The default statistics target is 100 histogram buckets per column (controlled by default_statistics_target). For columns with skewed distributions or high cardinality, increase the target to give the planner more detail:

-- Increase statistics detail for a specific column
ALTER TABLE orders ALTER COLUMN customer_id SET STATISTICS 500;

-- Apply the new target
ANALYZE orders (customer_id);

Higher targets improve plan quality at the cost of slightly more time to run ANALYZE and more space in pg_statistic.

Autovacuum and automatic ANALYZE

PostgreSQL's autovacuum daemon runs ANALYZE automatically when a table has changed enough rows (default: 20% of row count + 50 rows). You can view autovacuum activity:

SELECT
  schemaname,
  relname,
  last_analyze,
  last_autoanalyze,
  n_live_tup,
  n_dead_tup
FROM pg_stat_user_tables
ORDER BY last_autoanalyze DESC NULLS LAST;

If last_autoanalyze is null or very old on an active table, autovacuum may be disabled or the table's autovacuum settings may need tuning.

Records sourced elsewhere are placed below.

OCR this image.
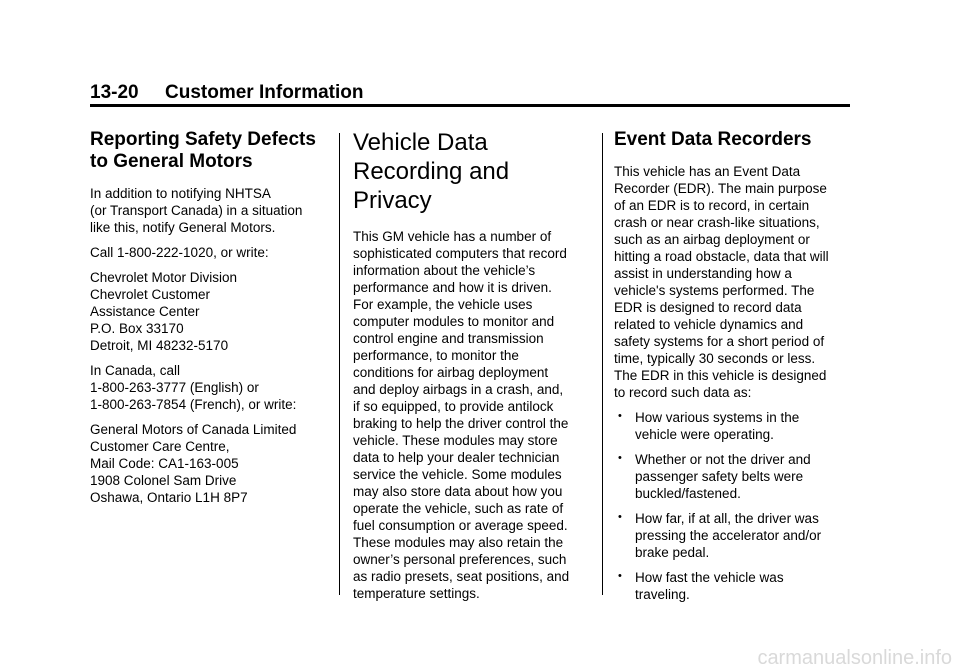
13-20 Customer Information
Reporting Safety Defects
to General Motors

In addition to notifying NHTSA
(or Transport Canada) in a situation
like this, notify General Motors.

Call 1-800-222-1020, or write:

Chevrolet Motor Division
Chevrolet Customer
Assistance Center
P.O. Box 33170
Detroit, MI 48232-5170

In Canada, call
1-800-263-3777 (English) or
1-800-263-7854 (French), or write:

General Motors of Canada Limited
Customer Care Centre,
Mail Code: CA1-163-005
1908 Colonel Sam Drive
Oshawa, Ontario L1H 8P7

Vehicle Data
Recording and
Privacy

This GM vehicle has a number of
sophisticated computers that record
information about the vehicle’s
performance and how it is driven.
For example, the vehicle uses
computer modules to monitor and
control engine and transmission
performance, to monitor the
conditions for airbag deployment
and deploy airbags in a crash, and,
if so equipped, to provide antilock
braking to help the driver control the
vehicle. These modules may store
data to help your dealer technician
service the vehicle. Some modules
may also store data about how you
operate the vehicle, such as rate of
fuel consumption or average speed.
These modules may also retain the
owner’s personal preferences, such
as radio presets, seat positions, and
temperature settings.

Event Data Recorders

This vehicle has an Event Data
Recorder (EDR). The main purpose
of an EDR is to record, in certain
crash or near crash-like situations,
such as an airbag deployment or
hitting a road obstacle, data that will
assist in understanding how a
vehicle's systems performed. The
EDR is designed to record data
related to vehicle dynamics and
safety systems for a short period of
time, typically 30 seconds or less.
The EDR in this vehicle is designed
to record such data as:

• How various systems in the
vehicle were operating.
• Whether or not the driver and
passenger safety belts were
buckled/fastened.
• How far, if at all, the driver was
pressing the accelerator and/or
brake pedal.
• How fast the vehicle was
traveling.
carmanualsonline.info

When to run ANALYZE manually

  • After a bulk INSERT, COPY, or UPDATE that changes a large fraction of a table's rows.
  • After creating a new index, to ensure the planner has fresh statistics for index selectivity estimates.
  • When EXPLAIN ANALYZE shows large discrepancies between estimated and actual row counts.
  • After restoring a database from backup—pg_statistic is included in pg_dump, but may be stale.

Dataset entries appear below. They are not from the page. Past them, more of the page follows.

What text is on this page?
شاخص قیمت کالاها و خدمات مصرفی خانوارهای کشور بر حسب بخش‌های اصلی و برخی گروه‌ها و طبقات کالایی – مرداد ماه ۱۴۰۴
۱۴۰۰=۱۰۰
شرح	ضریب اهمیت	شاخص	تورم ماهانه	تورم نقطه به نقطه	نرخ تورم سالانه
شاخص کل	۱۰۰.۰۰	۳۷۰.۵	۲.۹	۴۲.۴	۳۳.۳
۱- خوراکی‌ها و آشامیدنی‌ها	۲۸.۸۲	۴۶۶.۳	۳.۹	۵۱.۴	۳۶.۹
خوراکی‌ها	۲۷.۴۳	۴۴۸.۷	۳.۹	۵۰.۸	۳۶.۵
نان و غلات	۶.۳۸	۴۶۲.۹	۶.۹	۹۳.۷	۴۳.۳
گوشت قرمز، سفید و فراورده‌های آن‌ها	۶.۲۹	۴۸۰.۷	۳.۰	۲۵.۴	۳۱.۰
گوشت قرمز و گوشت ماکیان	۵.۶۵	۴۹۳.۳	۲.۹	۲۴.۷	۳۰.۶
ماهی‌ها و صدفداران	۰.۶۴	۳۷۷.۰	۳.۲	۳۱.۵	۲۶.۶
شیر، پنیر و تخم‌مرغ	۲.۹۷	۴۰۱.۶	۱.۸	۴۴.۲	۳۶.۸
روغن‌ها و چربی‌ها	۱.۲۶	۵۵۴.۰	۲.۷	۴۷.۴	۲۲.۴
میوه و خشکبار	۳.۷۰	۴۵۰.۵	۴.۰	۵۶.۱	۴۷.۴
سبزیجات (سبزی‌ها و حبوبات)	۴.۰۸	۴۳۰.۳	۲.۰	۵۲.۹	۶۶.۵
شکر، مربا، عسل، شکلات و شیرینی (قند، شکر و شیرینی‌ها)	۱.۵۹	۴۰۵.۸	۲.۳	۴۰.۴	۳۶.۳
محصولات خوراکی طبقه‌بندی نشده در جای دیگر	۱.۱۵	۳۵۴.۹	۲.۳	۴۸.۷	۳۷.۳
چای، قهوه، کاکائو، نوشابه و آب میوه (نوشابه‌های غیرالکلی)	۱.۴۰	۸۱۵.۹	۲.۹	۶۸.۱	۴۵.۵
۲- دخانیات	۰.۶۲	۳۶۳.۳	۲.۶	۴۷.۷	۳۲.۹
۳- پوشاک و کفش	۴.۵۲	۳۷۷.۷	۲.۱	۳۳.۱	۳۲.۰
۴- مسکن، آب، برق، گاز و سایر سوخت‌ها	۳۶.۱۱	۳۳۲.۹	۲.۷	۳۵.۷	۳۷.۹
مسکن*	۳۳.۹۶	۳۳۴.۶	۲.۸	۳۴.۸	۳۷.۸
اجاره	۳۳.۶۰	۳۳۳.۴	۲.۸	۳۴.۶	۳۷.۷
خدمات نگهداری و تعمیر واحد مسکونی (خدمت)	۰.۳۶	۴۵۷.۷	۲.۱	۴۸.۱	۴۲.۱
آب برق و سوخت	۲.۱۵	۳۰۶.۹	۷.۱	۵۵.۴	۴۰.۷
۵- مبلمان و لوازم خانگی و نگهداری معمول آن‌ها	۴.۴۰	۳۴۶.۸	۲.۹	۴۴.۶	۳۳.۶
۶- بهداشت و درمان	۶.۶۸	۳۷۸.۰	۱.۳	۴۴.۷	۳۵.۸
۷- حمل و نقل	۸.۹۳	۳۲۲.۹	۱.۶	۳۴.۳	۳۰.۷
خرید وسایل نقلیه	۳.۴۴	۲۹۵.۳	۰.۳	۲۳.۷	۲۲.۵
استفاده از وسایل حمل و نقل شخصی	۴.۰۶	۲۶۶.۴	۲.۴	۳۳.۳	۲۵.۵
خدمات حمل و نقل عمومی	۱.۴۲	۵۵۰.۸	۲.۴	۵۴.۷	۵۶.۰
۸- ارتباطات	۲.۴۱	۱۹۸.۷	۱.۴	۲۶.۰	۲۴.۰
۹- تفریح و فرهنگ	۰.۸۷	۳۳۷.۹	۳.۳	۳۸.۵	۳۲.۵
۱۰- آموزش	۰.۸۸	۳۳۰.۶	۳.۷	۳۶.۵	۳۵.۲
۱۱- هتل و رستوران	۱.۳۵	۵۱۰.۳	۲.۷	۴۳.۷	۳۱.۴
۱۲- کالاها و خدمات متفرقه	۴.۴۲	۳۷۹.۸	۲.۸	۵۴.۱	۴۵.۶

Continue in Performance: VACUUM Command.

Related in this section: EXPLAIN · EXPLAIN ANALYZE · Indexes and Index-Only Scans

Frequently Asked Questions

What does ANALYZE do in PostgreSQL?

ANALYZE samples rows from a table and computes statistics about column value distributions—distinct value counts, most common values, histogram bounds, and physical sort correlation. The query planner reads these statistics from pg_statistic to estimate row counts and choose optimal execution plans.

How is ANALYZE different from VACUUM?

ANALYZE collects statistics for the query planner. VACUUM reclaims storage from dead rows created by UPDATE and DELETE operations and updates the visibility map used by index-only scans. VACUUM ANALYZE does both in one pass.

Does autovacuum run ANALYZE automatically?

Yes. The autovacuum daemon runs ANALYZE automatically when a table has accumulated enough changed rows (by default, 20% of its row count plus 50 rows). You can monitor autovacuum activity through pg_stat_user_tables.

When should I increase the statistics target for a column?

Increase the statistics target with ALTER TABLE ... ALTER COLUMN ... SET STATISTICS N when EXPLAIN ANALYZE shows large row-count misestimates on a column, especially for highly skewed data or high-cardinality columns used in WHERE clauses or JOINs. Common values are 200–500.

Is ANALYZE safe to run on a production database?

Yes. ANALYZE takes only a brief share lock during the sampling phase and does not block reads or writes. It is designed to run concurrently with normal database activity. Running it on individual tables or columns further limits the scope and duration.